Depuis les premières origines de la vie jusqu’à aujourd’hui, le mimétisme continue d’évoluer. Ce fût d’abord un puissant moyen de survie. Mais c’est aussi un merveilleux moyen d’apprentissage et de communication. Et puis n’est-ce pas un moyen de mieux s’intégrer à notre environnement jusqu’à se fondre en lui ?

N’y a-t-il pas dans la nature même de ce mimétisme un sens métaphysique ? Ne sommes-nous pas moulés sans le savoir au souffle dont toute vie découle et qui peut prendre toutes les apparences ?

L’humain aime jouer à se déguiser. Il a très clairement le goût du camouflage. L’art militaire excelle dans cet art.

Parfois, il aime se camoufler jusqu’à en devenir invisible. Le succès du roman puis du film ‘L’homme invisible » est la parfaite expression de cette fascination du mythe de l’invisibilité.

Au-delà du déguisement et du camouflage, l’individu adopte également le masque social qui est une façon plus subtile d’imiter les comportements et les apparences d’un groupe en particulier dans le but de s’y intégrer plus facilement.

Je vois toutes ces correspondances uniquement parce que je les cherche. On débusque rarement le hasard sans le chercher. Mais une fois branché sur la bonne fréquence, je me laisse guider par les nombreuses scènes qui s’offrent à moi tout au long de mes déambulations.

Je vois la ville comme un espace où se joue durant un instant furtif un équilibre de formes et de couleurs osmotiques. Décor à corps, tout semble faire corps avec le décor. Durant un court moment qui semble surnaturel, j’observe l’humain dont la nature semble être un modèle conçu à partir d’un original parfaitement harmonieux. Mes photographies urbaines sont avant tout le reflet de ma vision du monde. Elles racontent notre histoire, notre voyage comme un exil sur cette terre d’asile. Le mimétisme, un moyen de survie mais aussi un merveilleux moyen de se mettre à la place de l’autre et de développer un sentiment d’empathie.

Finalement, le mimétisme joue un rôle important dans l’adaptation sociale, l’apprentissage et la transmission culturelle. De plus, il contribue à lire l’espace urbain comme on lit un recueil de poésie. D’ailleurs, l’étymologie du terme « mimétisme » est issue du terme grec « mimèsis » qui remonte à l’Antiquité et qui se référait à l’acte d’imiter le monde réel à travers l’art (théâtre, peinture, littérature, etc.)

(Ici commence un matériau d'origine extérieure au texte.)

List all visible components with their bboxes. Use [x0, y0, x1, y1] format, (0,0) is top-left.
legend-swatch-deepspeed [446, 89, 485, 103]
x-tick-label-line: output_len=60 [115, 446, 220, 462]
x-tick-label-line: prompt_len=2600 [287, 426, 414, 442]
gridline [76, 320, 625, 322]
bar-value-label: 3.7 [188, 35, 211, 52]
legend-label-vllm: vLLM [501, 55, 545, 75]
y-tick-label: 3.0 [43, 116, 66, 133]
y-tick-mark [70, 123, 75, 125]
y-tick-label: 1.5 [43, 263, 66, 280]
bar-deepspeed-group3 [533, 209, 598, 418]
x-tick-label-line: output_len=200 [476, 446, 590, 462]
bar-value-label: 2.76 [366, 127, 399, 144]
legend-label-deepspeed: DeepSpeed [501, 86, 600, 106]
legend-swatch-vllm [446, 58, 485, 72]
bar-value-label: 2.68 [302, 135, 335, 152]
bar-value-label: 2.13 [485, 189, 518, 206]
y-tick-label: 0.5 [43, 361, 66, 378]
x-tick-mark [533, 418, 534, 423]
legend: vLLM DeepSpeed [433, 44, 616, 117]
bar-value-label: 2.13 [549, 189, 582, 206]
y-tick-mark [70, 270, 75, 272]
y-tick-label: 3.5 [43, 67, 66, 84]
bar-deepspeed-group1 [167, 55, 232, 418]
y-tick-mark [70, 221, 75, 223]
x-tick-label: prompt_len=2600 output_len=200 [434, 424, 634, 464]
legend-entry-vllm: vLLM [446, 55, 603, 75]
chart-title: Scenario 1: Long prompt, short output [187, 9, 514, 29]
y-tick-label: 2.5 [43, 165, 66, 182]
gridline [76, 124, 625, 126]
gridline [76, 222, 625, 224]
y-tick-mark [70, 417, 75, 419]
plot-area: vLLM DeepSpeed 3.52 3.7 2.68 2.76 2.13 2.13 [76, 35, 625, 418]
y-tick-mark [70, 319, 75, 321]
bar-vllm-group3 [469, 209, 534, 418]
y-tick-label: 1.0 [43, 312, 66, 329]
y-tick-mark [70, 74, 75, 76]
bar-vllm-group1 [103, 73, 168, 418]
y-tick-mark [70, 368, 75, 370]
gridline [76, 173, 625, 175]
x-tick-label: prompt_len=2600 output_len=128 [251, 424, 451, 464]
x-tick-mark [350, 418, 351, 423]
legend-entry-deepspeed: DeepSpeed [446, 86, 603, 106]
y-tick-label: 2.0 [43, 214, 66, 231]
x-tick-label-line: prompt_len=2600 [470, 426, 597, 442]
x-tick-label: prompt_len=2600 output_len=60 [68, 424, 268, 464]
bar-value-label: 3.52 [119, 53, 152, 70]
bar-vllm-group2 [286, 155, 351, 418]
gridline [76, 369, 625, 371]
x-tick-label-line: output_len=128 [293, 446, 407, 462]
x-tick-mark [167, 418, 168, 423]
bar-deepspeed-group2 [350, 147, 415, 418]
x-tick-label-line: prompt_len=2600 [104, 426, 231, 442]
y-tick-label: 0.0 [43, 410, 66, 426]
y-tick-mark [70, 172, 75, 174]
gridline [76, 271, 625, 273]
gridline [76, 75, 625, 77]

Même si le mimétisme peut conduire à une perte d’authenticité et une forme de standardisation de la pensée, je suis optimiste face à notre capacité à échapper à cette forme d’imitation de masse. En fait, j’y vois surtout des avantages en termes d’apprentissage, d’intégration sociale, d’adaptation et même d’inspiration artistique et poétique.

La preuve en image ! Allez ! Une dernière pour la route !

Pour conclure, et si nous ne pouvons échapper à cette forme d’imitation de masse alors faisons en sorte que les modèles soient gorgés de bonté et de bienveillance. Utilisons le mimétisme qui est tellement répandu dans nos sociétés pour disséminer à travers le monde des sourires, des mains tendues, des accolades, des bras ouverts, etc.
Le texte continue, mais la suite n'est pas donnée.